Bena merupakan kampung adat di Flores yang masih mempertahankan budaya dan gaya hidup tradisional. Formasi batu-batu megalitikum berusia 1200 tahun berjajar tegak di antara rumah-rumah panggung beratap rumbia dengan hiasan prajurit bersenjata di atas tiap atap. Formasi batu tersebut menjulang di tengah-tangah kampung dan beberapa di ataranya menyerupai altar/meja. Batu-batu tersebut terletak di tempat serupa lapangan yang bertingkat. Lapangan tersebut terletak diantara 2 barisan rumah yang berderet sejajar. Di lapangan tersebut juga terdapat beberapa bangunan serupa payung yang nampak sering digunakan seperti tempat berteduh.

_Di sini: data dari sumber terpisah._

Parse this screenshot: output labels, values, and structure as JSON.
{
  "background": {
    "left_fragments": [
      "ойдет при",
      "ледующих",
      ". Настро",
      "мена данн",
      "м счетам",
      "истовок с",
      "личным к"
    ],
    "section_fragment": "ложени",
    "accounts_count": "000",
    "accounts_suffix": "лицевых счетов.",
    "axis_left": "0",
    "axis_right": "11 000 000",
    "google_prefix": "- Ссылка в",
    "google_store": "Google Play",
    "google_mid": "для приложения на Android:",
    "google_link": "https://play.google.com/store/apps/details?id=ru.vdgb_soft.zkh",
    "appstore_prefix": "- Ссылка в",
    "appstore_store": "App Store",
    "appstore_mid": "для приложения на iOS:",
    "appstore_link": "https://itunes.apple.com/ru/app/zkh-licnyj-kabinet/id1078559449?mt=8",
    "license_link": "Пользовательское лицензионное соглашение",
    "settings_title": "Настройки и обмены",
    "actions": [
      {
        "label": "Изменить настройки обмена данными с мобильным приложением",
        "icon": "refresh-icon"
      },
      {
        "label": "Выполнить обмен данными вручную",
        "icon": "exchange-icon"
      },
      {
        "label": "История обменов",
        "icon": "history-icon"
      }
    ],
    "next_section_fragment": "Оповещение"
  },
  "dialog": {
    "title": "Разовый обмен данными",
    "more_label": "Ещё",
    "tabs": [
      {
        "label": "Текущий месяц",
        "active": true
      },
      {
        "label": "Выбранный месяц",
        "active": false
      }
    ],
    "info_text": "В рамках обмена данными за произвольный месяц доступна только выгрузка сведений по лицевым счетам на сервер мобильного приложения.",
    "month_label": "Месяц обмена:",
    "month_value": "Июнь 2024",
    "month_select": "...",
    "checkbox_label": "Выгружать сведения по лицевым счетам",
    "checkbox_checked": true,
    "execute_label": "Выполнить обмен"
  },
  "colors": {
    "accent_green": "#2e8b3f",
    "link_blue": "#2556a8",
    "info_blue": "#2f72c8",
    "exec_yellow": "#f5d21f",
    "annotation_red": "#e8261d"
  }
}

Di ujung lapangan tersebut yang merupakan akhir dari deretan rumah tradisional, kita akan melihat sebuah Gua Maria. Ya, warga Bena merupakan penganut agama Katolik namun tetap mempertahankan kepercayaan dari masa megalitikum yang masih terpelihara baik hingga saat ini.
|
Menhir dan batu mendatar serupa altar yang terdapat di tengah kampung Bena |
|
Gunung Inerie dilihat dari Kampung Bena |
Kampung ini terletak di kaki Gunung Inerie yang masih dalam status aktif. Gunung ini nampak hijau kekuningan karena sebagian besar berupa lahan gundul, walau masih menyisakan hutan di bagian puncaknya. Gunung ini akan tampak seperti segitiga sempurna dengan sisi yang rapi jika kita melihatnya dari lokasi tertentu (persis seperti lukisan anak TK yang biasa menggambar gunung berbentuk segitiga dengan penggaris). Inerie terakhir meletus pada tahun 1970. Gunung berapi ini menjadi penting bagi masyarakat Bena, karena mereka meyakini bahwa Zeta-dewa pelindung mereka tinggal di gunung tersebut.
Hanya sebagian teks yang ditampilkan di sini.